The Spaniard was not only powerful and active, but physically courageous as well, and since he had shaved his beard and donned the jungle habiliments of a Tarzan, he had lost no opportunity for emulating the ape-man in every way that lay within his ability. Of jungle craft he had none of course, and personal combats with the more savage jungle beasts caution prompted him to eschew, but he hunted the lesser game with spear and arrow and practiced continually with the grass rope that was a part of his makeup.
And now Flora Hawkes saw all her well-laid plans upon the verge of destruction. She trembled as she watched the men before the fire, for her fear of Tarzan was very real, and then she became tense with nervous anticipation as she saw Kraski set the pot and the cups upon the ground a little in the rear of Tarzan, and, as he filled the latter, she saw him pour a portion of the contents of the bottle she had given him into one of the cups. A cold sweat broke out upon her forehead as Kraski lifted the cup and offered it to the ape-man. Would he take it? Would he suspect? If he did suspect what horrible punishment would be meted to them all for their temerity? She saw Kraski hand another cup to Peebles, Throck, and Bluber, then return to the circle with the last one for himself. As the Russian raised it before his face and bowed politely to the ape-man, she saw the five men drink. The reaction which ensued left her weak and spent. Turning, she collapsed upon her cot, and lay there trembling, her face buried in her arm. And, outside, Tarzan of the Apes drained his cup to the last drops.

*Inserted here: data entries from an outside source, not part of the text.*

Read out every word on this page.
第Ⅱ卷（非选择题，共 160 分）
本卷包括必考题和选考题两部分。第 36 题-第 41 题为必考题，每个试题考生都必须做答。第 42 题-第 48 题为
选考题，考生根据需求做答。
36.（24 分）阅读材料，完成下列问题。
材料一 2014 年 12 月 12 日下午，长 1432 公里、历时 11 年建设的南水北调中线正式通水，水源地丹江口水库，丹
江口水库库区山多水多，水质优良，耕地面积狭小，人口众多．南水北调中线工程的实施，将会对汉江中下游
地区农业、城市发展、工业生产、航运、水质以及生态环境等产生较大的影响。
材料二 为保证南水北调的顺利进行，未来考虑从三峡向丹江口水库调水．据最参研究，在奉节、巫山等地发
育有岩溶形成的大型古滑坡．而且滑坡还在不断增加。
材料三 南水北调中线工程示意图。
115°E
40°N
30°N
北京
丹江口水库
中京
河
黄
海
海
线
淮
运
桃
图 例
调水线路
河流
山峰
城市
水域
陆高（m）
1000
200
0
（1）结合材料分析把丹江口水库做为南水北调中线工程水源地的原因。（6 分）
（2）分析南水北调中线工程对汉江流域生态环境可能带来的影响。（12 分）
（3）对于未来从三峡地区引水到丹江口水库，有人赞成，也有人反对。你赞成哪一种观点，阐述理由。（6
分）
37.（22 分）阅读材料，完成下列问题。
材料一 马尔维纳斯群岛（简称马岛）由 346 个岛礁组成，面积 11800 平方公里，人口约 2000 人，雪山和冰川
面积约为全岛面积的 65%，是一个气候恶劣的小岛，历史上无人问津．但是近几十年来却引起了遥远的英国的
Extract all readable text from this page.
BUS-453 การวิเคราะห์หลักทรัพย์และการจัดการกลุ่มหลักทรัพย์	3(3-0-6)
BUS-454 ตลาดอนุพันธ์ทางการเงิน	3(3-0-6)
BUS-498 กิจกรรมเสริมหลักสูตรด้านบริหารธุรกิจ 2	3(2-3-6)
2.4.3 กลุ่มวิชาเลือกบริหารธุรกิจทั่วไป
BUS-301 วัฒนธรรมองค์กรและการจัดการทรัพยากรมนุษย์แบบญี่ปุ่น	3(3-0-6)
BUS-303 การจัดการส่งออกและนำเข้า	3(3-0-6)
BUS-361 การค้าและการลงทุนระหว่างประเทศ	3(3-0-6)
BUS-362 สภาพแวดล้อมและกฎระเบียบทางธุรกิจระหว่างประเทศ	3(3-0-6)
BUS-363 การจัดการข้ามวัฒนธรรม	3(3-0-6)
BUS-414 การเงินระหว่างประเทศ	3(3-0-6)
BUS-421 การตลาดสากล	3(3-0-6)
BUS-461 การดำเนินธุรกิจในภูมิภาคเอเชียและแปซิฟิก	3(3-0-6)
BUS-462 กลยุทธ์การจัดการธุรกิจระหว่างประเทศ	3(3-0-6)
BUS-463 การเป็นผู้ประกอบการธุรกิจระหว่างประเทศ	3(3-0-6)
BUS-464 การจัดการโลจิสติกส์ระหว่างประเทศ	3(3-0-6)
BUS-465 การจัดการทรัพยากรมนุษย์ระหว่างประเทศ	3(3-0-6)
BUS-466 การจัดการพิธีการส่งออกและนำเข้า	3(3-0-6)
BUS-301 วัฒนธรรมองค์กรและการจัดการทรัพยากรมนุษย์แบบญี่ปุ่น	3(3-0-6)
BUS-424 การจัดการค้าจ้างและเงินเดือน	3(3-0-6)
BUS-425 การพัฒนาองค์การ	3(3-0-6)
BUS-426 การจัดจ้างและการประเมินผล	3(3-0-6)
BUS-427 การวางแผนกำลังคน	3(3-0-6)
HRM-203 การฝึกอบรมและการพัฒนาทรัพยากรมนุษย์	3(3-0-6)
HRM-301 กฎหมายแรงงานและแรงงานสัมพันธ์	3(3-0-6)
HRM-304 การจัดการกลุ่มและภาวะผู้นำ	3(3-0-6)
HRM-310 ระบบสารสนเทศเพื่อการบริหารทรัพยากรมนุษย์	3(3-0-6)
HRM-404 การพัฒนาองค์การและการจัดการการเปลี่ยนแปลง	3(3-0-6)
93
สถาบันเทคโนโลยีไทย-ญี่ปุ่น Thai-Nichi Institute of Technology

Well, that explains the title of Chapter Five. We don’t for a moment believe that the drops are fatal, since it was not her intention to kill the ape-man, but we do not know yet what the outcome of the drops will achieve. One also wonders if Flora and Kraski became more intimate in their travels to Africa, or if they share the tent in which they had the conversation? It sure didn’t seem like Kraski was acting under any compulsion when he carried out Flora’s plan. One also wonders how such a relationship would have affected Esteban’s jealousy? So, until Chapter Six, see you later, alligator.